E' corretto allora continuare a parlare di Male e di Bene in termini di categorie assolute?
A me sembra allora molto più importante divenire consapevoli e farci responsabili del peso di ogni nostro gesto. E' l'assunzione della responsabilità che conta.
E in questa accezione, si può ancora parlare di problema ontologico del Male?
Io so solo che l'ombra è l'area scura proiettata su una superficie da un corpo che, interponendosi tra la superficie stessa e una sorgente luminosa, impedisce il passaggio della luce (da Wikipedia).
Quel corpo - metaforicamente - è dato dalle nostre azioni, da noi che - come il bambino della parabola - ci muoviamo ed entriamo nel mondo; ma senza il sole, senza la luce, l'ombra non si formerebbe. E non si formerebbe senza il nostro movimento, senza il nostro agire nel mondo.
Forse solo la quiete è bene. L'impassibilità ed il distacco del Buddha.
Forse noi, le nostre azioni, sono come il mare che si increspa in superficie. Ma sotto, nelle profondità degli abissi, tutto è pace, tutto è quiete.

2 commenti:

Dinamo Seligneri ha detto...

Bel pezzo, Biancaneve.

anche io rifletto sul male, ma penso che è un discorso che ha a che fare colla libertà. è una cosa lunga e che può ingenerare molti paradossi e malintesi.
Pensa a quanto male si fa con l'amore. ma non nel senso di far soffrire le pene dell'abbandono, al contrario le pene della presenza. l'amore genitoriale, l'amore coniugale (quello pattuito col Marcimonio e quello anche non pattuito), l'amore che lo Stato mostra per gli artisti. alla fine tutto spinge a soffocare le libertà altrui.
Landolfi diceva che l'uomo odia la libertà, che ci si sposa, o accompagna e si fa figli anche per questo: perdere sempre di più la libertà.
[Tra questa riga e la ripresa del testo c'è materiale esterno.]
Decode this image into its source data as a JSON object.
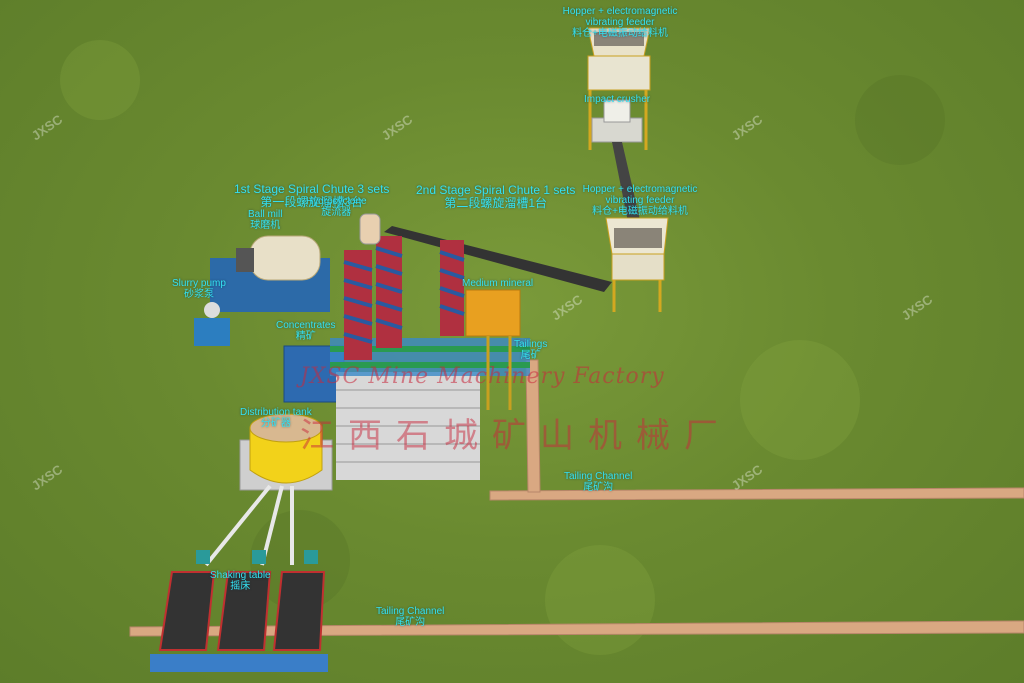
{
  "labels": {
    "hopper_top_en": "Hopper + electromagnetic vibrating feeder",
    "hopper_top_cn": "料仓+电磁振动给料机",
    "impact_crusher": "Impact crusher",
    "hopper2_en": "Hopper + electromagnetic vibrating feeder",
    "hopper2_cn": "料仓+电磁振动给料机",
    "stage1_en": "1st Stage Spiral Chute 3 sets",
    "stage1_cn": "第一段螺旋溜槽3台",
    "hydrocyclone_en": "Hydrocyclone",
    "hydrocyclone_cn": "旋流器",
    "stage2_en": "2nd Stage Spiral Chute 1 sets",
    "stage2_cn": "第二段螺旋溜槽1台",
    "ball_mill_en": "Ball mill",
    "ball_mill_cn": "球磨机",
    "slurry_pump_en": "Slurry pump",
    "slurry_pump_cn": "砂浆泵",
    "medium_mineral": "Medium mineral",
    "concentrates_en": "Concentrates",
    "concentrates_cn": "精矿",
    "tailings_en": "Tailings",
    "tailings_cn": "尾矿",
    "distribution_en": "Distribution tank",
    "distribution_cn": "分矿器",
    "tailing_channel1_en": "Tailing Channel",
    "tailing_channel1_cn": "尾矿沟",
    "shaking_table_en": "Shaking table",
    "shaking_table_cn": "摇床",
    "tailing_channel2_en": "Tailing Channel",
    "tailing_channel2_cn": "尾矿沟"
  },
  "watermark": {
    "en": "JXSC Mine Machinery Factory",
    "cn": "江西石城矿山机械厂",
    "tile": "JXSC"
  },
  "colors": {
    "label": "#35e0f0",
    "grass": "#6a8a30",
    "watermark": "#c8283c"
  }
}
Su Inland Empire, una frase mi colpì, siamo alla fine del film, c'è un dialogo in un abituro sopra un palazzo dove è finita la protagonista, prima di chiedere l'autobus per Pomona. La ragazza (Laura Dern, of course), riferendosi al marito mi pare ora non ricordo bene, dice "le persone non cambiano... si rivelano".
E' una pugnalata questa frase.

Inland Empire è un capolavoro, a prescindere da quello che si possa dire su David Lynch.

ciao Biancaneve

Rita ha detto...

Accidenti quant'è vera quella frase: le persone non cambiano... si rivelano.
Dici bene, una pugnalata.
Quanta verità e profondità in questa frase.

Concordo su tutto quello che dici a proposito della libertà e dell'amore e mi viene in mente uno dei miei film preferiti, che è "Film Blu" di Kieslowski.
Avrei tantissime cose da dire in merito, ma un'altra volta, ora non posso dilungarmi.

I Buddhisti, non a caso, vedono nei legami affettivi una forma di attaccamento negativo che ostacola la liberazione e la fine del ciclo della reincarnazione.